Shinrin-Yoku – mein Pfad zur Demut

Veröffentlicht am 8. Januar 2025 um 19:01

Mein Blick schweift ab vom Laptop, hin zu dem nahen Stadtwald. Von meinem Arbeitszimmer aus kann ich ihn gut sehen. Es hatte vorhin geregnet, doch nun scheint die Sonne. Die Arbeit geht mir nicht so recht von der Hand. So mache ich Feierabend, gehe zu meiner Vespa und fahre Richtung Wald.

Shinrin-Yoku – mein Pfad zur Demut

Mein Blick schweift ab vom Laptop, hin zu dem nahen Stadtwald. Von meinem Arbeitszimmer aus kann ich ihn gut sehen. Es hatte vorhin geregnet, doch nun scheint die Sonne. Die Arbeit geht mir nicht so recht von der Hand. So mache ich Feierabend, gehe zu meiner Vespa und fahre Richtung Wald.
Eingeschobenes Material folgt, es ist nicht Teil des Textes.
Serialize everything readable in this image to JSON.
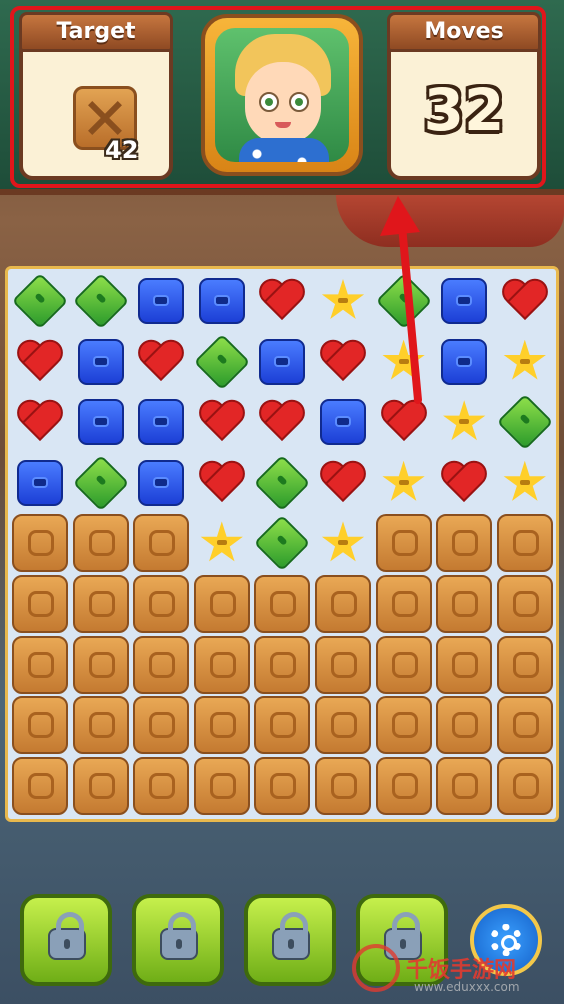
{
  "header": {
    "target_label": "Target",
    "target_count": "42",
    "target_icon": "wooden-crate-icon",
    "moves_label": "Moves",
    "moves_value": "32",
    "avatar": "girl-character-portrait"
  },
  "board": {
    "rows": 9,
    "cols": 9,
    "pieces": [
      [
        "green",
        "green",
        "blue",
        "blue",
        "red",
        "yellow",
        "green",
        "blue",
        "red"
      ],
      [
        "red",
        "blue",
        "red",
        "green",
        "blue",
        "red",
        "yellow",
        "blue",
        "yellow"
      ],
      [
        "red",
        "blue",
        "blue",
        "red",
        "red",
        "blue",
        "red",
        "yellow",
        "green"
      ],
      [
        "blue",
        "green",
        "blue",
        "red",
        "green",
        "red",
        "yellow",
        "red",
        "yellow"
      ],
      [
        "crate",
        "crate",
        "crate",
        "yellow",
        "green",
        "yellow",
        "crate",
        "crate",
        "crate"
      ],
      [
        "crate",
        "crate",
        "crate",
        "crate",
        "crate",
        "crate",
        "crate",
        "crate",
        "crate"
      ],
      [
        "crate",
        "crate",
        "crate",
        "crate",
        "crate",
        "crate",
        "crate",
        "crate",
        "crate"
      ],
      [
        "crate",
        "crate",
        "crate",
        "crate",
        "crate",
        "crate",
        "crate",
        "crate",
        "crate"
      ],
      [
        "crate",
        "crate",
        "crate",
        "crate",
        "crate",
        "crate",
        "crate",
        "crate",
        "crate"
      ]
    ],
    "piece_legend": {
      "green": "green-diamond-button",
      "blue": "blue-square-button",
      "red": "red-heart-button",
      "yellow": "yellow-star-button",
      "crate": "wooden-crate-block"
    }
  },
  "boosters": [
    {
      "icon": "lock-icon",
      "state": "locked"
    },
    {
      "icon": "lock-icon",
      "state": "locked"
    },
    {
      "icon": "lock-icon",
      "state": "locked"
    },
    {
      "icon": "lock-icon",
      "state": "locked"
    }
  ],
  "settings_icon": "gear-icon",
  "annotation": {
    "highlight_color": "#e0161b",
    "arrow_color": "#e0161b"
  },
  "watermark": {
    "text": "千饭手游网",
    "url": "www.eduxxx.com"
  }
}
Von dem Parkplatz führt ein breiter Weg in den Wald, umsäumt von hohen, majestätischen Laubbäumen. Mischwald. Es sieht so aus, als würde ich eine Kathedrale betreten. Durch das Laub der Blätter brechen sich die Strahlen der Sonne.
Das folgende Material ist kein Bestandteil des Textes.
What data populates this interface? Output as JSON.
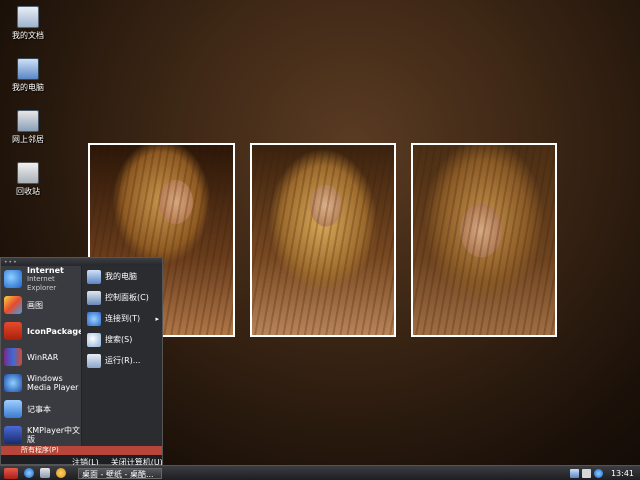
{
  "desktop": {
    "icons": [
      {
        "label": "我的文档",
        "icon": "documents-folder-icon"
      },
      {
        "label": "我的电脑",
        "icon": "computer-icon"
      },
      {
        "label": "网上邻居",
        "icon": "network-places-icon"
      },
      {
        "label": "回收站",
        "icon": "recycle-bin-icon"
      }
    ]
  },
  "start_menu": {
    "pinned": [
      {
        "title": "Internet",
        "subtitle": "Internet Explorer",
        "icon": "internet-explorer-icon"
      },
      {
        "title": "画图",
        "icon": "paint-icon"
      },
      {
        "title": "IconPackager",
        "icon": "iconpackager-icon"
      },
      {
        "title": "WinRAR",
        "icon": "winrar-icon"
      },
      {
        "title": "Windows Media Player",
        "icon": "media-player-icon"
      },
      {
        "title": "记事本",
        "icon": "notepad-icon"
      },
      {
        "title": "KMPlayer中文版",
        "icon": "kmplayer-icon"
      }
    ],
    "places": [
      {
        "label": "我的电脑",
        "icon": "computer-icon"
      },
      {
        "label": "控制面板(C)",
        "icon": "control-panel-icon"
      },
      {
        "label": "连接到(T)",
        "icon": "connect-icon",
        "submenu": "▸"
      },
      {
        "label": "搜索(S)",
        "icon": "search-icon"
      },
      {
        "label": "运行(R)...",
        "icon": "run-icon"
      }
    ],
    "all_programs": "所有程序(P)",
    "logoff": "注销(L)",
    "shutdown": "关闭计算机(U)"
  },
  "taskbar": {
    "task_label": "桌面 - 壁纸 - 桌酷...",
    "clock": "13:41"
  }
}
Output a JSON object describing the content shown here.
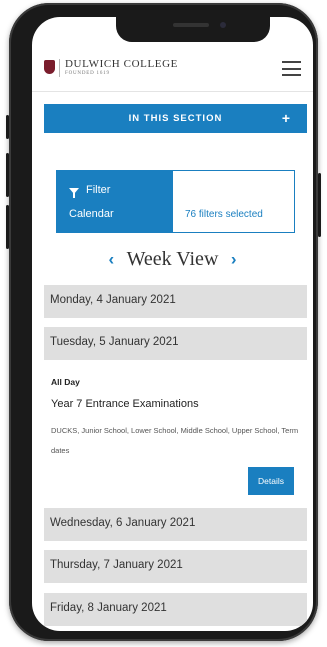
{
  "header": {
    "brand_name": "DULWICH COLLEGE",
    "brand_sub": "FOUNDED 1619"
  },
  "section_bar": {
    "label": "IN THIS SECTION",
    "toggle": "+"
  },
  "filter": {
    "title": "Filter",
    "subtitle": "Calendar",
    "count_text": "76 filters selected"
  },
  "week": {
    "title": "Week View",
    "prev": "‹",
    "next": "›"
  },
  "days": [
    "Monday, 4 January 2021",
    "Tuesday, 5 January 2021",
    "Wednesday, 6 January 2021",
    "Thursday, 7 January 2021",
    "Friday, 8 January 2021"
  ],
  "event": {
    "time": "All Day",
    "title": "Year 7 Entrance Examinations",
    "tags": "DUCKS, Junior School, Lower School, Middle School, Upper School, Term dates",
    "details_label": "Details"
  },
  "colors": {
    "accent": "#1a7fc0",
    "day_row_bg": "#dfdfdf"
  }
}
Ich verlangsame meinen Gang, vermesse meine Schritte mit meinem Atem. So werde ich ruhiger. Tief atme ich dabei die von Ionen geschwängerte Luft ein, mein Asthma vergesse ich. Nach einer Weile komme ich zu meinem Lieblingsbaum, einer mächtigen Buche.
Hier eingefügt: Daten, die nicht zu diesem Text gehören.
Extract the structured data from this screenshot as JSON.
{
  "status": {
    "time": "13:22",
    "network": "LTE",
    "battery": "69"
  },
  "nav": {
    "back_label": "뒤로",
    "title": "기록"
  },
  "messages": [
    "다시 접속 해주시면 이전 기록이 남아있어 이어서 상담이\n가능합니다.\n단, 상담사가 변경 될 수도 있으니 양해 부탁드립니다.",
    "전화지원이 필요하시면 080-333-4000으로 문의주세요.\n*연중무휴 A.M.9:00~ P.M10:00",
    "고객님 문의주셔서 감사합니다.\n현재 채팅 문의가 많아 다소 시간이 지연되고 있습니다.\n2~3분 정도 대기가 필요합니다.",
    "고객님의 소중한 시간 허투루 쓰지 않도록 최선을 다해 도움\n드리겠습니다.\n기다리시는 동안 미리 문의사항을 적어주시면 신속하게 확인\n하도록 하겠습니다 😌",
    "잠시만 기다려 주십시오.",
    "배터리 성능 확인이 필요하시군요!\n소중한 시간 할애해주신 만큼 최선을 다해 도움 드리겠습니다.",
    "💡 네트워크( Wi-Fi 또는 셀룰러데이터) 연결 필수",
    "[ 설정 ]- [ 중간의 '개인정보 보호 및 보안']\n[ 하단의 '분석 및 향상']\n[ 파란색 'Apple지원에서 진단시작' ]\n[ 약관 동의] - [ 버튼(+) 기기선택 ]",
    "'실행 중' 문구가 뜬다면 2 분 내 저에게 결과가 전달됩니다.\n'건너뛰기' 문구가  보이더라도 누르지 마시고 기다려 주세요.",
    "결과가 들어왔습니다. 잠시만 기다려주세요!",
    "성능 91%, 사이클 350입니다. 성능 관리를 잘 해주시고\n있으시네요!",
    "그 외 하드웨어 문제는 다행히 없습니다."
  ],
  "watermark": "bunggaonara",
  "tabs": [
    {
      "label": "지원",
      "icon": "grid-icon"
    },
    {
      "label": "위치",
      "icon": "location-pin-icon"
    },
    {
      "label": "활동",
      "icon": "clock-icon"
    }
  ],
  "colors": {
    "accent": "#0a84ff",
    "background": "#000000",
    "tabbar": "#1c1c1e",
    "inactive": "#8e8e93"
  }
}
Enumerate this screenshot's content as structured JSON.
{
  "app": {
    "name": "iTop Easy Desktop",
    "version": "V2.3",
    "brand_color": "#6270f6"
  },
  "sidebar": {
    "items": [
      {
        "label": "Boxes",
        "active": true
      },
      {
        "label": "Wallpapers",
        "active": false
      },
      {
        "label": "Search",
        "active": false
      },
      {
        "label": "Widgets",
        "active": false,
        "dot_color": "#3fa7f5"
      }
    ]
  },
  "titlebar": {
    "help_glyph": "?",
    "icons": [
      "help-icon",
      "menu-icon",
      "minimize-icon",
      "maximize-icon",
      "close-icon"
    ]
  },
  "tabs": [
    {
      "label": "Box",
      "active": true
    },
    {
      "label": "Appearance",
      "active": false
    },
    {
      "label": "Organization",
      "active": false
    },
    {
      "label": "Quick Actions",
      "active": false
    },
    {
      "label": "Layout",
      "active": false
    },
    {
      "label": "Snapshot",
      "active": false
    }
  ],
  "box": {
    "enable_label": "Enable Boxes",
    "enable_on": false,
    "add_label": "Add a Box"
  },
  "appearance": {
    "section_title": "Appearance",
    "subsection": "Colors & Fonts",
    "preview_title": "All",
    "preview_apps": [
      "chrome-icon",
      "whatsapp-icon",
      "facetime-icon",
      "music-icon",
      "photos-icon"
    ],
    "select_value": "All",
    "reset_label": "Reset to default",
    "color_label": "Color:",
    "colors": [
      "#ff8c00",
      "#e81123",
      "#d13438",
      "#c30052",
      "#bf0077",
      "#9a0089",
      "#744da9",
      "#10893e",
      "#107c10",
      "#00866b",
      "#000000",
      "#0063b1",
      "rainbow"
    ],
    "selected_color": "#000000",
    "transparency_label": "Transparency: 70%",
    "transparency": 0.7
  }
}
Zwischen ihren großen Wurzeln, da lege ich mein Sitzkissen nieder und nehme Platz. Lehne mich an ihren festen Stamm. Er gibt mir Halt, auf ihn kann ich vertrauen. Beobachte eine Weile das Spiel der Sonne zwischen den Bäumen, von den Blättern netzen letzte Regentropfen herab. Das fast magisches Spiel der unterschiedlichen Grüntöne hier mitten im Wald betört mich. Die Vögel singen ihre Lieder, ein naher Bach gurgelt und plätschert vor sich hin. Die Blätter rascheln leise im Wind.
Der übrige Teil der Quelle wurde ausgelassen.